The brothers arrived in the United States in 1967 and worked in restaurants while earning engineering degrees at San Jose State and San Francisco State. Moving to Berkeley, Jamshied began cooking and bartending for Narsai David. “That’s when I got polished,” he says.

He became a caterer, he then owned the Cornucopia restaurant on College Avenue in the late ’70s, then became a wine broker. As a chef, he used to shop at the claustrophobic, cramped Middle Eastern grocery that formerly occupied this space just below bustling San Pablo Avenue. After its proprietors pulled up stakes two years ago, Basseri redesigned the place and set up shop. A clearly international clientele includes a large Israeli contingent; Saffron Gourmet’s substantial inexpensive wine section (most bottles are under $10) includes the East Bay’s largest selection of Israeli varieties — “from small boutique wineries,” Basseri says, “where they really care.” He also stocks fresh challah on Fridays and prepares special dishes and displays for every Jewish holiday.

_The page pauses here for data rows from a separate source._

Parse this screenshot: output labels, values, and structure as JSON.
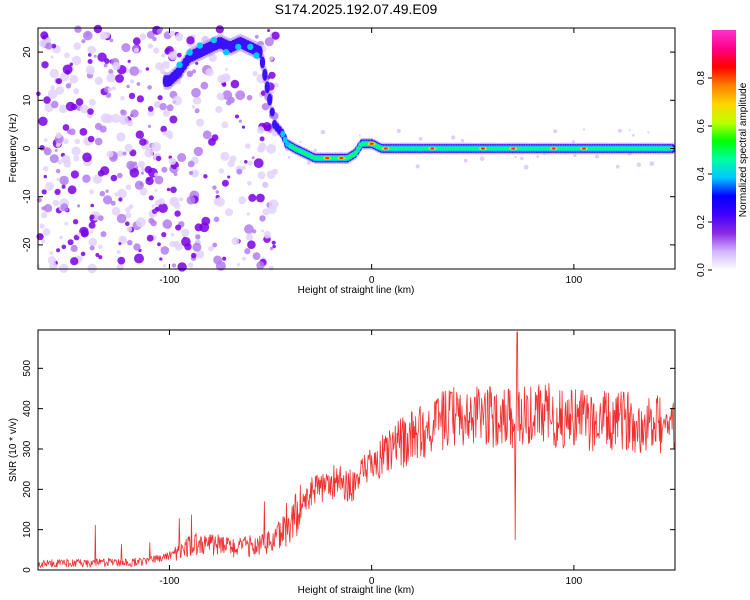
{
  "title": "S174.2025.192.07.49.E09",
  "chart_data": [
    {
      "type": "heatmap",
      "xlabel": "Height of straight line (km)",
      "ylabel": "Frequency (Hz)",
      "xlim": [
        -165,
        150
      ],
      "ylim": [
        -25,
        25
      ],
      "xticks": [
        -100,
        0,
        100
      ],
      "yticks": [
        -20,
        -10,
        0,
        10,
        20
      ],
      "grid": false,
      "colorbar": {
        "label": "Normalized spectral amplitude",
        "range": [
          0,
          1
        ],
        "ticks": [
          "0.0",
          "0.2",
          "0.4",
          "0.6",
          "0.8"
        ],
        "colormap": [
          "#ffffff",
          "#d2b4ff",
          "#8a2be2",
          "#4000ff",
          "#0000ff",
          "#00c8ff",
          "#00ff9f",
          "#00ff00",
          "#bfff00",
          "#ffd400",
          "#ff7f00",
          "#ff0000",
          "#ff0088",
          "#ff33cc"
        ]
      },
      "peak_frequency": [
        {
          "x": -100,
          "f": 14
        },
        {
          "x": -95,
          "f": 16
        },
        {
          "x": -90,
          "f": 19
        },
        {
          "x": -85,
          "f": 20
        },
        {
          "x": -80,
          "f": 21
        },
        {
          "x": -75,
          "f": 22
        },
        {
          "x": -70,
          "f": 21
        },
        {
          "x": -65,
          "f": 22
        },
        {
          "x": -60,
          "f": 21
        },
        {
          "x": -55,
          "f": 20
        },
        {
          "x": -48,
          "f": 5
        },
        {
          "x": -44,
          "f": 3
        },
        {
          "x": -42,
          "f": 1
        },
        {
          "x": -38,
          "f": 0
        },
        {
          "x": -33,
          "f": -1
        },
        {
          "x": -28,
          "f": -2
        },
        {
          "x": -24,
          "f": -2
        },
        {
          "x": -20,
          "f": -2
        },
        {
          "x": -16,
          "f": -2
        },
        {
          "x": -12,
          "f": -2
        },
        {
          "x": -8,
          "f": -1
        },
        {
          "x": -5,
          "f": 1
        },
        {
          "x": 0,
          "f": 1
        },
        {
          "x": 5,
          "f": 0
        },
        {
          "x": 10,
          "f": 0
        },
        {
          "x": 20,
          "f": 0
        },
        {
          "x": 30,
          "f": 0
        },
        {
          "x": 40,
          "f": 0
        },
        {
          "x": 50,
          "f": 0
        },
        {
          "x": 60,
          "f": 0
        },
        {
          "x": 70,
          "f": 0
        },
        {
          "x": 80,
          "f": 0
        },
        {
          "x": 90,
          "f": 0
        },
        {
          "x": 100,
          "f": 0
        },
        {
          "x": 110,
          "f": 0
        },
        {
          "x": 120,
          "f": 0
        },
        {
          "x": 130,
          "f": 0
        },
        {
          "x": 140,
          "f": 0
        },
        {
          "x": 150,
          "f": 0
        }
      ]
    },
    {
      "type": "line",
      "xlabel": "Height of straight line (km)",
      "ylabel": "SNR (10 * v/v)",
      "xlim": [
        -165,
        150
      ],
      "ylim": [
        0,
        595
      ],
      "xticks": [
        -100,
        0,
        100
      ],
      "yticks": [
        0,
        100,
        200,
        300,
        400,
        500
      ],
      "grid": false,
      "color": "#f03030",
      "x": [
        -165,
        -150,
        -140,
        -130,
        -120,
        -110,
        -100,
        -95,
        -90,
        -85,
        -80,
        -75,
        -70,
        -65,
        -60,
        -55,
        -50,
        -45,
        -40,
        -35,
        -30,
        -25,
        -20,
        -15,
        -10,
        -5,
        0,
        5,
        10,
        15,
        20,
        25,
        30,
        35,
        40,
        45,
        50,
        55,
        60,
        65,
        70,
        75,
        80,
        85,
        90,
        95,
        100,
        105,
        110,
        115,
        120,
        125,
        130,
        135,
        140,
        145,
        150
      ],
      "y": [
        15,
        18,
        15,
        20,
        18,
        22,
        35,
        45,
        60,
        70,
        65,
        60,
        58,
        55,
        60,
        65,
        70,
        90,
        120,
        150,
        190,
        205,
        220,
        215,
        210,
        230,
        260,
        280,
        300,
        315,
        330,
        345,
        355,
        370,
        380,
        380,
        378,
        385,
        380,
        385,
        375,
        385,
        380,
        385,
        375,
        370,
        385,
        370,
        365,
        370,
        360,
        375,
        365,
        360,
        365,
        355,
        360
      ],
      "annotations": [
        {
          "x": 72,
          "y": 590,
          "note": "max spike"
        },
        {
          "x": 71,
          "y": 75,
          "note": "min dip"
        }
      ]
    }
  ]
}
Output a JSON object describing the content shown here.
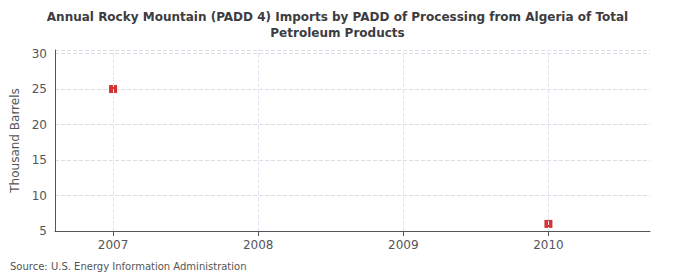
{
  "chart_data": {
    "type": "scatter",
    "title": "Annual Rocky Mountain (PADD 4) Imports by PADD of Processing from Algeria of Total\nPetroleum Products",
    "ylabel": "Thousand Barrels",
    "annotations": [
      "Source: U.S. Energy Information Administration"
    ],
    "x": [
      2007,
      2010
    ],
    "values": [
      25,
      6
    ],
    "color": "#cc0000",
    "marker": "square",
    "xlim": [
      2006.6,
      2010.7
    ],
    "ylim": [
      5,
      30.5
    ],
    "xticks": [
      2007,
      2008,
      2009,
      2010
    ],
    "yticks": [
      5,
      10,
      15,
      20,
      25,
      30
    ],
    "grid": true
  }
}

Last year’s Passover charoset, he says, “was a big hit.” Not the ubiquitous apple-raisin toss seen on standard American tables, his comprises nuts and dates and “it’s really thick — like mortar that would hold two bricks together.” A tiny glass “SHALOM” plaque hangs over the bread rack; Israeli pop music pours through the speakers.

Customers drift in and ask for advice on wine pairings. “You’re having fish?” Basseri asks. “What kind of sauce will be on it? What else will be on the table?”

Laden with bags, two customers lurch toward the door.

“We’ve cleaned the place out,” one calls back over her shoulder.

The comfort in this comfort food isn’t just in the food.